I went to Alanon as suggested and as I said they are lovely people, I wonder about some things though, like will I really get to the point were I understand that I can do nothing about any of this, it seems that people accept their loved ones are alcoholics and can 'say nothing' is it not just turning a blind eye to the problem in your home..I just dont understand
It feels like I am waiting for him to start drinking again, I am being told he will by Alanon and AA members I know, but know my A doubts he is an alcoholic this is so hard. Im not a daft woman, I have a goood job I work in mental health crisis, so why cant i work anything out?
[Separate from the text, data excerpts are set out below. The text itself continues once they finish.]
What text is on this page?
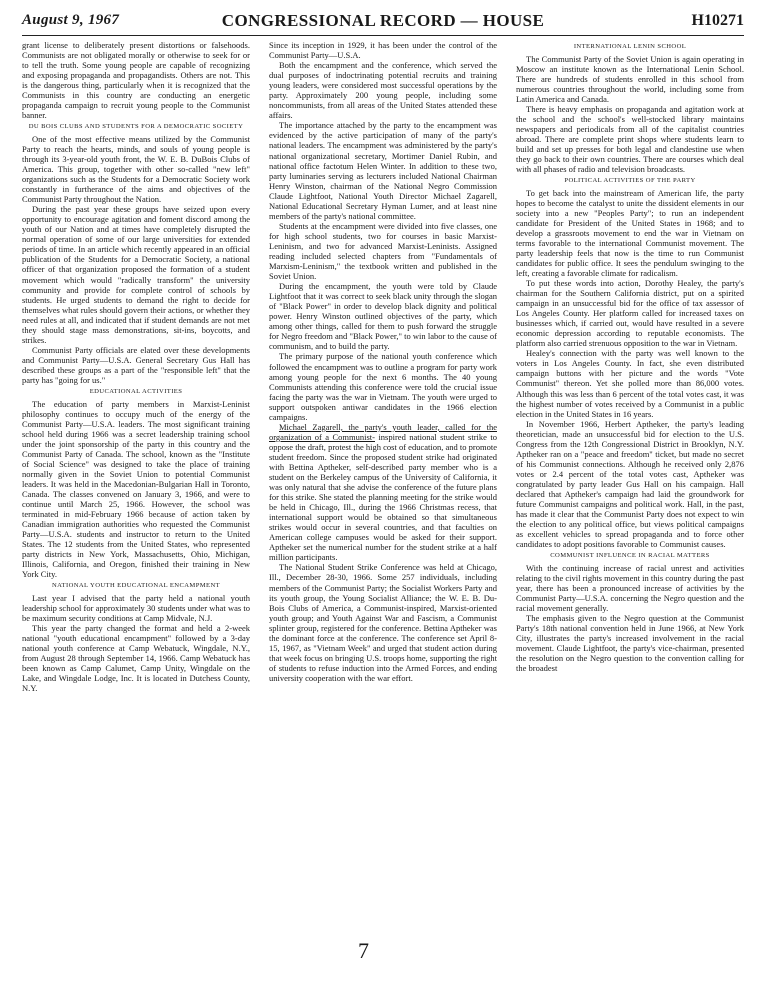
August 9, 1967	CONGRESSIONAL RECORD — HOUSE	H10271

grant license to deliberately present distortions or falsehoods. Communists are not obligated morally or otherwise to seek for or to tell the truth. Some young people are capable of recognizing and exposing propaganda and propagandists. Others are not. This is the dangerous thing, particularly when it is recognized that the Communists in this country are conducting an energetic propaganda campaign to recruit young people to the Communist banner.

DU BOIS CLUBS AND STUDENTS FOR A DEMOCRATIC SOCIETY

One of the most effective means utilized by the Communist Party to reach the hearts, minds, and souls of young people is through its 3-year-old youth front, the W. E. B. DuBois Clubs of America. This group, together with other so-called "new left" organizations such as the Students for a Democratic Society work constantly in furtherance of the aims and objectives of the Communist Party throughout the Nation.

During the past year these groups have seized upon every opportunity to encourage agitation and foment discord among the youth of our Nation and at times have completely disrupted the normal operation of some of our large universities for extended periods of time. In an article which recently appeared in an official publication of the Students for a Democratic Society, a national officer of that organization proposed the formation of a student movement which would "radically transform" the university community and provide for complete control of schools by students. He urged students to demand the right to decide for themselves what rules should govern their actions, or whether they need rules at all, and indicated that if student demands are not met they should stage mass demonstrations, sit-ins, boycotts, and strikes.

Communist Party officials are elated over these developments and Communist Party—U.S.A. General Secretary Gus Hall has described these groups as a part of the "responsible left" that the party has "going for us."

EDUCATIONAL ACTIVITIES

The education of party members in Marxist-Leninist philosophy continues to occupy much of the energy of the Communist Party—U.S.A. leaders. The most significant training school held during 1966 was a secret leadership training school under the joint sponsorship of the party in this country and the Communist Party of Canada. The school, known as the "Institute of Social Science" was designed to take the place of training normally given in the Soviet Union to potential Communist leaders. It was held in the Macedonian-Bulgarian Hall in Toronto, Canada. The classes convened on January 3, 1966, and were to continue until March 25, 1966. However, the school was terminated in mid-February 1966 because of action taken by Canadian immigration authorities who requested the Communist Party—U.S.A. students and instructor to return to the United States. The 12 students from the United States, who represented party districts in New York, Massachusetts, Ohio, Michigan, Illinois, California, and Oregon, finished their training in New York City.

NATIONAL YOUTH EDUCATIONAL ENCAMPMENT

Last year I advised that the party held a national youth leadership school for approximately 30 students under what was to be maximum security conditions at Camp Midvale, N.J.

This year the party changed the format and held a 2-week national "youth educational encampment" followed by a 3-day national youth conference at Camp Webatuck, Wingdale, N.Y., from August 28 through September 14, 1966. Camp Webatuck has been known as Camp Calumet, Camp Unity, Wingdale on the Lake, and Wingdale Lodge, Inc. It is located in Dutchess County, N.Y.

Since its inception in 1929, it has been under the control of the Communist Party—U.S.A.

Both the encampment and the conference, which served the dual purposes of indoctrinating potential recruits and training young leaders, were considered most successful operations by the party. Approximately 200 young people, including some noncommunists, from all areas of the United States attended these affairs.

The importance attached by the party to the encampment was evidenced by the active participation of many of the party's national leaders. The encampment was administered by the party's national organizational secretary, Mortimer Daniel Rubin, and national office factotum Helen Winter. In addition to these two, party luminaries serving as lecturers included National Chairman Henry Winston, chairman of the National Negro Commission Claude Lightfoot, National Youth Director Michael Zagarell, National Educational Secretary Hyman Lumer, and at least nine members of the party's national committee.

Students at the encampment were divided into five classes, one for high school students, two for courses in basic Marxist-Leninism, and two for advanced Marxist-Leninists. Assigned reading included selected chapters from "Fundamentals of Marxism-Leninism," the textbook written and published in the Soviet Union.

During the encampment, the youth were told by Claude Lightfoot that it was correct to seek black unity through the slogan of "Black Power" in order to develop black dignity and political power. Henry Winston outlined objectives of the party, which among other things, called for them to push forward the struggle for Negro freedom and "Black Power," to win labor to the cause of communism, and to build the party.

The primary purpose of the national youth conference which followed the encampment was to outline a program for party work among young people for the next 6 months. The 40 young Communists attending this conference were told the crucial issue facing the party was the war in Vietnam. The youth were urged to support outspoken antiwar candidates in the 1966 election campaigns.

Michael Zagarell, the party's youth leader, called for the organization of a Communist- inspired national student strike to oppose the draft, protest the high cost of education, and to promote student freedom. Since the proposed student strike had originated with Bettina Aptheker, self-described party member who is a student on the Berkeley campus of the University of California, it was only natural that she advise the conference of the future plans for this strike. She stated the planning meeting for the strike would be held in Chicago, Ill., during the 1966 Christmas recess, that international support would be obtained so that simultaneous strikes would occur in several countries, and that faculties on American college campuses would be asked for their support. Aptheker set the numerical number for the student strike at a half million participants.

The National Student Strike Conference was held at Chicago, Ill., December 28-30, 1966. Some 257 individuals, including members of the Communist Party; the Socialist Workers Party and its youth group, the Young Socialist Alliance; the W. E. B. Du-Bois Clubs of America, a Communist-inspired, Marxist-oriented youth group; and Youth Against War and Fascism, a Communist splinter group, registered for the conference. Bettina Aptheker was the dominant force at the conference. The conference set April 8-15, 1967, as "Vietnam Week" and urged that student action during that week focus on bringing U.S. troops home, supporting the right of students to refuse induction into the Armed Forces, and ending university cooperation with the war effort.

INTERNATIONAL LENIN SCHOOL

The Communist Party of the Soviet Union is again operating in Moscow an institute known as the International Lenin School. There are hundreds of students enrolled in this school from numerous countries throughout the world, including some from Latin America and Canada.

There is heavy emphasis on propaganda and agitation work at the school and the school's well-stocked library maintains newspapers and periodicals from all of the capitalist countries abroad. There are complete print shops where students learn to build and set up presses for both legal and clandestine use when they go back to their own countries. There are courses which deal with all phases of radio and television broadcasts.

POLITICAL ACTIVITIES OF THE PARTY

To get back into the mainstream of American life, the party hopes to become the catalyst to unite the dissident elements in our society into a new "Peoples Party"; to run an independent candidate for President of the United States in 1968; and to develop a grassroots movement to end the war in Vietnam on terms favorable to the international Communist movement. The party leadership feels that now is the time to run Communist candidates for public office. It sees the pendulum swinging to the left, creating a favorable climate for radicalism.

To put these words into action, Dorothy Healey, the party's chairman for the Southern California district, put on a spirited campaign in an unsuccessful bid for the office of tax assessor of Los Angeles County. Her platform called for increased taxes on businesses which, if carried out, would have resulted in a severe economic depression according to reputable economists. The platform also carried strenuous opposition to the war in Vietnam.

Healey's connection with the party was well known to the voters in Los Angeles County. In fact, she even distributed campaign buttons with her picture and the words "Vote Communist" thereon. Yet she polled more than 86,000 votes. Although this was less than 6 percent of the total votes cast, it was the highest number of votes received by a Communist in a public election in the United States in 16 years.

In November 1966, Herbert Aptheker, the party's leading theoretician, made an unsuccessful bid for election to the U.S. Congress from the 12th Congressional District in Brooklyn, N.Y. Aptheker ran on a "peace and freedom" ticket, but made no secret of his Communist connections. Although he received only 2,876 votes or 2.4 percent of the total votes cast, Aptheker was congratulated by party leader Gus Hall on his campaign. Hall declared that Aptheker's campaign had laid the groundwork for future Communist campaigns and political work. Hall, in the past, has made it clear that the Communist Party does not expect to win the election to any political office, but views political campaigns as excellent vehicles to spread propaganda and to force other candidates to adopt positions favorable to Communist causes.

COMMUNIST INFLUENCE IN RACIAL MATTERS

With the continuing increase of racial unrest and activities relating to the civil rights movement in this country during the past year, there has been a pronounced increase of activities by the Communist Party—U.S.A. concerning the Negro question and the racial movement generally.

The emphasis given to the Negro question at the Communist Party's 18th national convention held in June 1966, at New York City, illustrates the party's increased involvement in the racial movement. Claude Lightfoot, the party's vice-chairman, presented the resolution on the Negro question to the convention calling for the broadest

7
Aloha Adi. Your husband sounds like me when I first got into recovery...I also left not so much scared off I felt and "pissed" off rather. I didn't like others who where doing my "in your face act" so that was more competition than I could stand. Later thru the investigations steps and counselor work I discovered that I was truely "fear based" and had been for a while it was thru the gentler door of Al-Anon that I arrived also into AA and for that I am beyond grateful. What I did was finally get into Al-Anon and make the commitment to do 90 meetings in 90 days. There were more than enough combined meetings where I got in to do that. I reserved judgement for that period of time and as suggested sat and listened with an open mind looking at the similarities in the mutual shares including my own while not projecting doom and gloom into my future beyond one day only. Living one day at a time really worked for me. I accepted that my alcoholic/addict wife was a sick person and not a bad person doing her drinking and using and all the other stuff specifically just to hurt me; it did hurt me and that is not the reason why she was doing it...she was doing it because if she tried not to the disease would just beat the heck out of her for stopping. In recovery we arrive at the awarenesses over time and with help and support from others who have gone before us. In my care I couldn't have dreamed up that journey of healing if I had to. Just keep coming back and do as many meetings as you can over the next 90 days for Adi only and build your relationship with a Higher Power greater than your alcoholic.